# Changed Spark Plugs



## bike5200 (Sep 4, 2007)

Just got done changing spark plugs in my "01" HD. There was this white build up on all 8 spark plugs. I think the plugs have 103,513 miles on them, I brought the truck with about 52,000 miles on it and this is the first time I have changed the spark plugs. I think these are the original plugs. The truck does not use anti-freeze but it does use a little oil. I check the oil every morning before I start it. I try to keep the oil at the third hole on the dip stick, I just add oil as needed. Has any one seen this on spark plugs? Sorry the pictures are a little out of focus.


----------



## tinymitymo (Feb 23, 2007)

Is it like a white ash deposit??

If so.... that's where your oil is going


----------



## bike5200 (Sep 4, 2007)

it's white and some what hard


----------



## B&B (Nov 4, 2006)

What your experiencing it totally normal for the 8.1's... they use a little oil, and they put the deposits on the spark plugs...it's just the nature of the beast.

The trick on the 8.1's is to change the plugs every 25 or 30,00 miles. Don't let them go any longer than that.

And just a note: Even if you pull them at 25 or 30,000 mi you'll still find oil deposits on them.

And heres a tip for next time: Use the AC Delco 41-993 plugs and gap them at .045 no matter what the underhood label says... it will _add power _and smooth out the idle.


----------



## Sydenstricker Landscaping (Dec 17, 2006)

Not to jack this thread, but since we are on plugs, is that plug similar for the 6.0?? And is the oil consumption the same as well? Just wondering, and no sense in starting the same thread for a different engine


----------



## bike5200 (Sep 4, 2007)

Sydenstricker Landscaping;480017 said:


> Not to jack this thread, but since we are on plugs, is that plug similar for the 6.0?? And is the oil consumption the same as well? Just wondering, and no sense in starting the same thread for a different engine


That fine with me, we are one big happy family here, right 

Hey, I know how snowless feels too

Steve


----------



## B&B (Nov 4, 2006)

Sydenstricker Landscaping;480017 said:


> Not to jack this thread, but since we are on plugs, is that plug similar for the 6.0?? And is the oil consumption the same as well? Just wondering, and no sense in starting the same thread for a different engine


Tom, the 41-993's are in fact the same replacement plug that the 6.0's now use. (Delco recently changed some of their p/n's around)

The 6.0's don't have the common oil consumption issue that the 8.1's are noted for. You can close the gap up a bit on the 6.0's though.. but it doesn't make as much of a difference as it does on the 8.1's.


----------



## bike5200 (Sep 4, 2007)

B&B couple of questions

Is that 41-993 a colder or hotter plug?

Is that plug less expensive than the AC Delco plugs that are for the truck?

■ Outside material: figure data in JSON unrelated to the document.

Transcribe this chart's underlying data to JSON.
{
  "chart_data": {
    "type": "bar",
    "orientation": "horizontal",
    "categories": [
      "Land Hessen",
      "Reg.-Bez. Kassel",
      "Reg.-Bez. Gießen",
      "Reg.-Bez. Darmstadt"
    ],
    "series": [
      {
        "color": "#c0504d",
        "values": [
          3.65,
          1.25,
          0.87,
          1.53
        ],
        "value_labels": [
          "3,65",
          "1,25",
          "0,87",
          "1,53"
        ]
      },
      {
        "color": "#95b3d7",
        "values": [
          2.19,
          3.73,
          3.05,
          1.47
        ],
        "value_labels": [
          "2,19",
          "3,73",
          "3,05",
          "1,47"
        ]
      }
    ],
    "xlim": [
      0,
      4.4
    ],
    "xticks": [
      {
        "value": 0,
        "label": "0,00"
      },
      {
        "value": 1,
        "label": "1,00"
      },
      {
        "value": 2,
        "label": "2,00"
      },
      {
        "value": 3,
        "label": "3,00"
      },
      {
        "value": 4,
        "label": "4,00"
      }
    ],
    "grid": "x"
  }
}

The dealer parts counter gave me a 41-983

Steve


----------



## B&B (Nov 4, 2006)

bike5200;480068 said:


> B&B couple of questions
> 
> Is that 41-993 a colder or hotter plug?
> 
> Steve


 They're _slightly_ colder.. which helps to keep it out of detonation. 
The 8.1's are _very_ sensitive to detonation, and as soon as it sense's it the ECM will pull a _ton_ of timing out....hurting the power in the process. The more things you can do to keep it from detonating, the stronger it will run. Another cheap and easy power helper on them is to run a 180* thermostat. Cooler combustion chamber temps cuts back on the detonation as well.



bike5200;480068 said:


> Is that plug less expensive than the AC Delco plugs that are for the truck?


No they're about the same price depending of course on where you buy them.Generally around $5-$6 or so..


----------